Russia's defense ministry said rebels fired weapons containing chlorine on November 24 on the regime-held city of Aleppo, with Syrian state media reporting that around 100 Syrians were hospitalized for breathing difficulties.
Russia responded to the purported attack with air raids on Idlib, the latest major stronghold of rebels and jihadists battling President Bashar al-Assad, throwing into question a truce reached in mid-September.
The United States said it had "credible information" that the chlorine account was false and that Russian and Syrian forces instead had fired tear gas.
In a similar statement, Britain said it was "highly unlikely" that chlorine or the opposition were involved in the incident.
Russia's embassy in Washington hit back on Facebook.
"The Russian Defense Ministry does not rule out that the US Department of State's allegations about the recent toxic chemicals attack in Syria's Aleppo are aimed at distracting the public attention from the crimes of the US aviation in the east of the Middle Eastern country," the post said.

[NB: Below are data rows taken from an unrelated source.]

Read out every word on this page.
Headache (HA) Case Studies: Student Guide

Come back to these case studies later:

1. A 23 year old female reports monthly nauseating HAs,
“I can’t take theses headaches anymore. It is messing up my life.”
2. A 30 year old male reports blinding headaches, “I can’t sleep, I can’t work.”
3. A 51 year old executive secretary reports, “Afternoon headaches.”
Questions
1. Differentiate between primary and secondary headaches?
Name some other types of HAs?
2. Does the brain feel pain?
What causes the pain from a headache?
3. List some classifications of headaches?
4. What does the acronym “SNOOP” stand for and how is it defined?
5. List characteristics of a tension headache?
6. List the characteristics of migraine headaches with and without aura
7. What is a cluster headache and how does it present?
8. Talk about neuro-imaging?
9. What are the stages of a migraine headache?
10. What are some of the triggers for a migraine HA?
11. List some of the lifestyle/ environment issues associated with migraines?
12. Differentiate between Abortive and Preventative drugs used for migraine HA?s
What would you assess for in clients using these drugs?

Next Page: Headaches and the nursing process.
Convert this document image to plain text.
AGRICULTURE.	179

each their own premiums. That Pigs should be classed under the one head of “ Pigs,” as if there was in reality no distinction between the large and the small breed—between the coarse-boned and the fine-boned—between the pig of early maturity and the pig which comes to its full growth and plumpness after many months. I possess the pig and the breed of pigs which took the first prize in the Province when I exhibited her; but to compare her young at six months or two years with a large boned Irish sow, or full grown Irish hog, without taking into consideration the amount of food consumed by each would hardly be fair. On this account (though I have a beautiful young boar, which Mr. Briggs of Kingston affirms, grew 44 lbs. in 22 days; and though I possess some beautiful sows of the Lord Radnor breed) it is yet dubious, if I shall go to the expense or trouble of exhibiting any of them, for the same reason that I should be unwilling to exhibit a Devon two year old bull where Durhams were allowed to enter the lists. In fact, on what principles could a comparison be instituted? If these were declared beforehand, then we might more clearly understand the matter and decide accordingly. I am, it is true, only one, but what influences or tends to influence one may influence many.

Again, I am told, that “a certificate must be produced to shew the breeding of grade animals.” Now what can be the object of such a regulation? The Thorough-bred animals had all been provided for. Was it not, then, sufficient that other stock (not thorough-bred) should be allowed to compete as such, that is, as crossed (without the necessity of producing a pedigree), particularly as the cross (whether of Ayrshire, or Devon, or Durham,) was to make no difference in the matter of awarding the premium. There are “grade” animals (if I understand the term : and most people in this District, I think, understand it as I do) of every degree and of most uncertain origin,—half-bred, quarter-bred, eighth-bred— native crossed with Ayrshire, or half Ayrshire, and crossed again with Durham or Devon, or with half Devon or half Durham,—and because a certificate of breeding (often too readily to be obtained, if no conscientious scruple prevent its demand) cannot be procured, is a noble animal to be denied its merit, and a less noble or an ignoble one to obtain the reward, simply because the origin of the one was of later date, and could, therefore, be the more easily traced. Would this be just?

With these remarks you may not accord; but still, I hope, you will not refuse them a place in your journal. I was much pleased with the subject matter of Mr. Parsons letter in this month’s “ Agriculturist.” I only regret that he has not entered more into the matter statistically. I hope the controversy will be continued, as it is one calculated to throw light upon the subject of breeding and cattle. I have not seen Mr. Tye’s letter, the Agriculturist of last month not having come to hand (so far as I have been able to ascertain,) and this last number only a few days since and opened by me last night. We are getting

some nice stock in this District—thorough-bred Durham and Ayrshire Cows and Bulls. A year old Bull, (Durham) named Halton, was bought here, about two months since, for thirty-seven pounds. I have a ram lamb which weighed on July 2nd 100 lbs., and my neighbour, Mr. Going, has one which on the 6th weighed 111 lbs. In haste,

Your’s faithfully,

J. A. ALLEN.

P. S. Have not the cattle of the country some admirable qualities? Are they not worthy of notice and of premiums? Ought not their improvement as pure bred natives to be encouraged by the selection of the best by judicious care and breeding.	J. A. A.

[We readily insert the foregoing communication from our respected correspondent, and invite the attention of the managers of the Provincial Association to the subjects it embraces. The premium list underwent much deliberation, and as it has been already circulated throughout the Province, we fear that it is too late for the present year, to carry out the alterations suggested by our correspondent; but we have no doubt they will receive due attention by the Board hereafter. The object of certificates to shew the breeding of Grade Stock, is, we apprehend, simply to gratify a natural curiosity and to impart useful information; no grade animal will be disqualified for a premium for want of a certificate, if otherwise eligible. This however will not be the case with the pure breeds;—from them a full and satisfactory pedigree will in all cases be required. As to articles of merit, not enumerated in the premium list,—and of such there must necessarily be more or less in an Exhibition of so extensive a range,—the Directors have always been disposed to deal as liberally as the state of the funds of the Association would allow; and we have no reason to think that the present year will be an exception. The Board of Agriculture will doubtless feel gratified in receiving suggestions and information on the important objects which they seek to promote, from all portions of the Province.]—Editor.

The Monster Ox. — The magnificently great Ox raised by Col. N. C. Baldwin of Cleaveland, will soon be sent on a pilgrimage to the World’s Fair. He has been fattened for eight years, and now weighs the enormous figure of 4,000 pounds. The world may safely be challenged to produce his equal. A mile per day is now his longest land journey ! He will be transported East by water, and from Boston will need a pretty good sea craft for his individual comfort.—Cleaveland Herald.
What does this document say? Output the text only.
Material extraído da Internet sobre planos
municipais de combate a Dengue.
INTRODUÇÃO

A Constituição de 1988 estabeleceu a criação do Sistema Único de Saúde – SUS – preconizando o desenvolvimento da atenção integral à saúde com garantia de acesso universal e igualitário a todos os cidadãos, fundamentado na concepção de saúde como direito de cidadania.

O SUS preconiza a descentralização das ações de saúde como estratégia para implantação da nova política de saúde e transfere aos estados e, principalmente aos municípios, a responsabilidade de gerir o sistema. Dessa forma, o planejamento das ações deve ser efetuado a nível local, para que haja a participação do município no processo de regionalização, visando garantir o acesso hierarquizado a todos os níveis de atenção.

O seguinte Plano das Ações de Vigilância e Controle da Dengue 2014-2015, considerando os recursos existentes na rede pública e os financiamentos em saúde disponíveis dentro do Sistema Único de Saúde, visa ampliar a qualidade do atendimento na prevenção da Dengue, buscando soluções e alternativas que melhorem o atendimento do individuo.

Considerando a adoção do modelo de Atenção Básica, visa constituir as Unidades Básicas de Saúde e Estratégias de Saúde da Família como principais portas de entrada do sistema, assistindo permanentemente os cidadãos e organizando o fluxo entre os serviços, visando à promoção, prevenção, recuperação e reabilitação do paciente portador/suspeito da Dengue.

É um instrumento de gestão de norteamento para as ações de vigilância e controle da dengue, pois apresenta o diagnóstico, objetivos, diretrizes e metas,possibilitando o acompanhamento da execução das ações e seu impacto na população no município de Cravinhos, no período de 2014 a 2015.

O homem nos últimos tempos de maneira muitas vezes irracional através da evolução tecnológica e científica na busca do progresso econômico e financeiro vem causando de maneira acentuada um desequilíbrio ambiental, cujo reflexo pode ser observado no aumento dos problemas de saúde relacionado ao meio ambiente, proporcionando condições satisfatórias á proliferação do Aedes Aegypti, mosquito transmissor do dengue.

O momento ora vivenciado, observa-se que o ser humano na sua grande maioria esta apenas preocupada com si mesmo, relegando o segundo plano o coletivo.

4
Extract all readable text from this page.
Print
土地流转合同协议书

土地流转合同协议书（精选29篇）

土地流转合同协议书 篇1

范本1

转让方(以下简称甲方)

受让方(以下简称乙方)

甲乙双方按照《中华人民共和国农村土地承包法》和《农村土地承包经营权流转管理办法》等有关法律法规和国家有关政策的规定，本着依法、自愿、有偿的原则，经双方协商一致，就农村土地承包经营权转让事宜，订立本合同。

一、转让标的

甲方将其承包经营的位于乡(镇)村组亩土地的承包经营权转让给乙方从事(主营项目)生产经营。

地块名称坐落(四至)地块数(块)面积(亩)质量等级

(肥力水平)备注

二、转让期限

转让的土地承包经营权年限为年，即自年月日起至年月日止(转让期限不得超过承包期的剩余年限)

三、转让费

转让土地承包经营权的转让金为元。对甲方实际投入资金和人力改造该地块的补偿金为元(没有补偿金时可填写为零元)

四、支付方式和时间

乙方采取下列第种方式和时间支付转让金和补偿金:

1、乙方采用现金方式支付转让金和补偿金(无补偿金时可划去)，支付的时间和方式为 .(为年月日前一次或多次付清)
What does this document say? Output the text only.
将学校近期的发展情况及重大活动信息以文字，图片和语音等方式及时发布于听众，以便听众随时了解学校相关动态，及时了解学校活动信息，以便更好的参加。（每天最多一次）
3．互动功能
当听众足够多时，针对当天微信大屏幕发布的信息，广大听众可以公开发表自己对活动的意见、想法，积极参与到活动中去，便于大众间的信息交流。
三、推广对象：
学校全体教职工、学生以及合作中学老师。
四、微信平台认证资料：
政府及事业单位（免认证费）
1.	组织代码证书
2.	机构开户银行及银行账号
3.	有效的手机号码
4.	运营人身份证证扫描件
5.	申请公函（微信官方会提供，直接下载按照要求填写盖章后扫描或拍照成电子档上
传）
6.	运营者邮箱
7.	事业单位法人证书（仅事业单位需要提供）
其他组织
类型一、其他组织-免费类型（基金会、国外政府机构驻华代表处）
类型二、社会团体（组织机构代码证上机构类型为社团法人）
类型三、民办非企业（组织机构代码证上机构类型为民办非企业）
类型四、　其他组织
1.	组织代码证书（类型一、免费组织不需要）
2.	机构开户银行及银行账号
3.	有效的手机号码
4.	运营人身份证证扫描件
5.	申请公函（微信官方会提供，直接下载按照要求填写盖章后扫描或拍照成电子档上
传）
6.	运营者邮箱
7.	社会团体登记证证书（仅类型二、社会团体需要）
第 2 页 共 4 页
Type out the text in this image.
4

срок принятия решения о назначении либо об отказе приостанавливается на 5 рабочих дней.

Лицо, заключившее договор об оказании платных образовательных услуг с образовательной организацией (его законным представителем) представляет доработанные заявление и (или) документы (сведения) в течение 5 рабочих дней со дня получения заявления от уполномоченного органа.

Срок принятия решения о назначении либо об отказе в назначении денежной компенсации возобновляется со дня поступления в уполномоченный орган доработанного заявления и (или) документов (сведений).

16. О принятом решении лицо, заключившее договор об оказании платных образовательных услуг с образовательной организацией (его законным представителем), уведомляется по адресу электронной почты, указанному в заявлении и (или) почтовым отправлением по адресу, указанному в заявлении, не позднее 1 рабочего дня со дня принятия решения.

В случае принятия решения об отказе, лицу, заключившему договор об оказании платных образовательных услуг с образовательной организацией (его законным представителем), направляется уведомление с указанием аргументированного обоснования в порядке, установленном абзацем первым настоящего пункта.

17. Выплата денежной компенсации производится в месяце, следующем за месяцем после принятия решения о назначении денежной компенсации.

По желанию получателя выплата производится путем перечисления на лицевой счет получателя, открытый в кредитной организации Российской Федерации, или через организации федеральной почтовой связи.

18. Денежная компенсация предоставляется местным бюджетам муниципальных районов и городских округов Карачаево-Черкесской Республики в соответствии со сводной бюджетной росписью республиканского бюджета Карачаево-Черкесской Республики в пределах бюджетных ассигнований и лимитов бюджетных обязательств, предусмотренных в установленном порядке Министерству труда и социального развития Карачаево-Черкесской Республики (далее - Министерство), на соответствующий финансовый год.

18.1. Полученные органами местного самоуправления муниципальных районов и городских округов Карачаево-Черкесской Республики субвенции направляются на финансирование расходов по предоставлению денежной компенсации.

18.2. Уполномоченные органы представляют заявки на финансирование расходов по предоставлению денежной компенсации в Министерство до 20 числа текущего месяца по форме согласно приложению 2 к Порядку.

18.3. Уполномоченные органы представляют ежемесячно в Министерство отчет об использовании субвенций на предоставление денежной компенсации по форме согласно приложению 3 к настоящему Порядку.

Russia's allegations over the latest incident come amid elusive efforts to find a political solution to Syria's civil war, which has killed more than 360,000 people and displaced millions.
Negotiators from Russia and fellow Assad ally Iran met last week with opposition supporter Turkey in Kazakhstan's capital Astana, making no apparent headway in a UN-backed goal of setting up a constitutional committee by the end of the year.
But Russia and Turkey agreed to keep working to preserve the U-shaped buffer zone around Idlib, which is keeping pro-government forces out of the region.